Alya kembali menoleh ke arah rumah-rumah penduduk yang cahaya lampunya telah padam.

Alya menggigit bibir, mencoba memahami situasi yang membingungkan ini. “Kenapa harus aku Ren?” “Lantas kenapa nggak boleh kamu Al?” tanya Rendra frustasi pada Alya dan dirinya sendiri. 

Alya kembali menoleh ke arah Rendra, dia melihat lelaki itu menunduk lesu menatap kedua kakinya. Kopi di sampingnya terlihat masih setengah penuh. Sepertinya Rendra tak berniat untuk menghabiskannya lagi. 

“Jujur aku bingung sama kondisi ini Ren. Gimana bisa the shining Rendra, mahasiswa yang paling terkenal sejurusan ilmu gizi, bisa jatuh cinta sama the ordinary Alya yang bahkan keberadaannya nggak banyak diketahui orang,” ucap Alya mulai membuka kalimatnya.
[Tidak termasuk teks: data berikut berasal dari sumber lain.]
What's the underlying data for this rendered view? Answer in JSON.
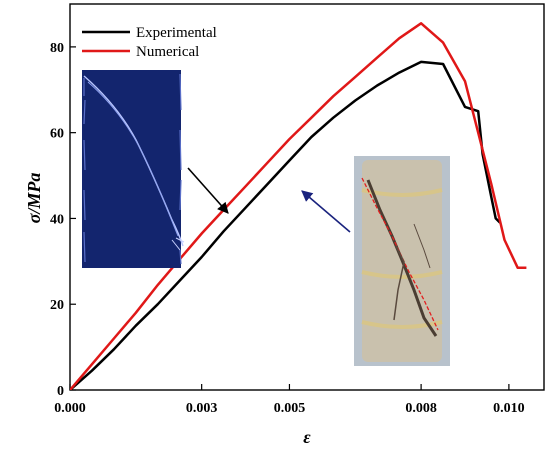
{
  "chart_data": {
    "type": "line",
    "title": "",
    "xlabel": "ε",
    "ylabel": "σ/MPa",
    "xlim": [
      0,
      0.0108
    ],
    "ylim": [
      0,
      90
    ],
    "x_ticks": [
      0.0,
      0.003,
      0.005,
      0.008,
      0.01
    ],
    "x_tick_labels": [
      "0.000",
      "0.003",
      "0.005",
      "0.008",
      "0.010"
    ],
    "y_ticks": [
      0,
      20,
      40,
      60,
      80
    ],
    "y_tick_labels": [
      "0",
      "20",
      "40",
      "60",
      "80"
    ],
    "grid": false,
    "legend_position": "top-left",
    "series": [
      {
        "name": "Experimental",
        "color": "#000000",
        "x": [
          0,
          0.0005,
          0.001,
          0.0015,
          0.002,
          0.0025,
          0.003,
          0.0035,
          0.004,
          0.0045,
          0.005,
          0.0055,
          0.006,
          0.0065,
          0.007,
          0.0075,
          0.008,
          0.0085,
          0.009,
          0.0093,
          0.0094,
          0.0096,
          0.0097,
          0.0098
        ],
        "y": [
          0,
          4.5,
          9.5,
          15,
          20,
          25.5,
          31,
          37,
          42.5,
          48,
          53.5,
          59,
          63.5,
          67.5,
          71,
          74,
          76.5,
          76,
          66,
          65,
          55,
          45,
          40,
          39
        ]
      },
      {
        "name": "Numerical",
        "color": "#e01818",
        "x": [
          0,
          0.0005,
          0.001,
          0.0015,
          0.002,
          0.0025,
          0.003,
          0.0035,
          0.004,
          0.0045,
          0.005,
          0.0055,
          0.006,
          0.0065,
          0.007,
          0.0075,
          0.008,
          0.0085,
          0.009,
          0.0093,
          0.0096,
          0.0099,
          0.0102,
          0.0104
        ],
        "y": [
          0,
          6,
          12,
          18,
          24.5,
          30.5,
          36.5,
          42,
          47.5,
          53,
          58.5,
          63.5,
          68.5,
          73,
          77.5,
          82,
          85.5,
          81,
          72,
          60,
          48,
          35,
          28.5,
          28.5
        ]
      }
    ],
    "annotations": [
      {
        "type": "inset-image",
        "name": "simulated crack pattern",
        "arrow_color": "#000000",
        "points_to_series": "Numerical"
      },
      {
        "type": "inset-image",
        "name": "experimental specimen photo",
        "arrow_color": "#1a237e",
        "points_to_series": "Experimental"
      }
    ]
  }
}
Sejurus kemudian Rendra menoleh, memperhatikan setiap kalimat yang keluar dari bibir Alya, seakan itu adalah hidup dan matinya.

“Aku pun juga sama Ren, selama delapan belas tahun aku hidup, nggak pernah sekalipun terlibat urusan cinta. Bukan karena aku punya trauma sepertimu, tapi lebih ke simply nggak ada yang bisa buka gerbang yang terkunci di dalam sini –ucap Alya sambil menunjuk dadanya. 

“Singkat cerita tiba-tiba ada momen yang bikin aku sadar kalau gerbang yang mungkin sudah karatan itu, karena saking lamanya terkunci, akhirnya kebuka. Tapi pada momen itu juga aku langsung ngasih peringatan ke diri sendiri kalau jangan dia, karena dia nggak sebanding sama aku.” 

Alya menghela napas, dia tak kalah frustasi dengan kondisinya. Karena setiap kali bertemu Rendra, pikiran sadarnya terus memperingatkan untuk tak jatuh cinta pada lelaki itu. Pikirannya terus memperingatkan bahwa dirinya tidak pantas untuk Rendra yang sempurna. 

“Sekarang saat aku sudah mulai menuruti suara-suara yang kudengar dari pikiran ini, ternyata tiba-tiba dia bilang kalau selama ini dia juga punya perasaan yang sama kayak aku.”

Demi mendengar kalimat itu Rendra terlihat sangat lega seakan beban berat telah terangkat dari pundaknya. Dia  mendongak menatap langit, lamat-lamat mengucap syukur.

Alya menunduk lemas, menatap sandal jepit hello kittynya. Jelas sekali suaranya bergetar. “Aku bingung harus gimana Sekarang. Kemana larinya semua suara teriakan yang memperingatkan aku selama ini.”

Kini semburat jingga di langit telah pudar, digantikan oleh langit yang sempurna terang. Pada momen yang bersejarah dan akan selalu mereka ingat dimasa depan ini, tanpa mengatakan apapun, Rendra menarik Alya ke dalam pelukannya. Rendra merasakan kelegaan yang luar biasa, karena akhirnya setelah delapan belas tahun hidupnya, dia berhasil menemukan rumah tempatnya berbagi kebahagiaan dan pundak tempatnya berbagi kesedihan. Dia menemukan makna cinta yang sederhana pada diri Alya.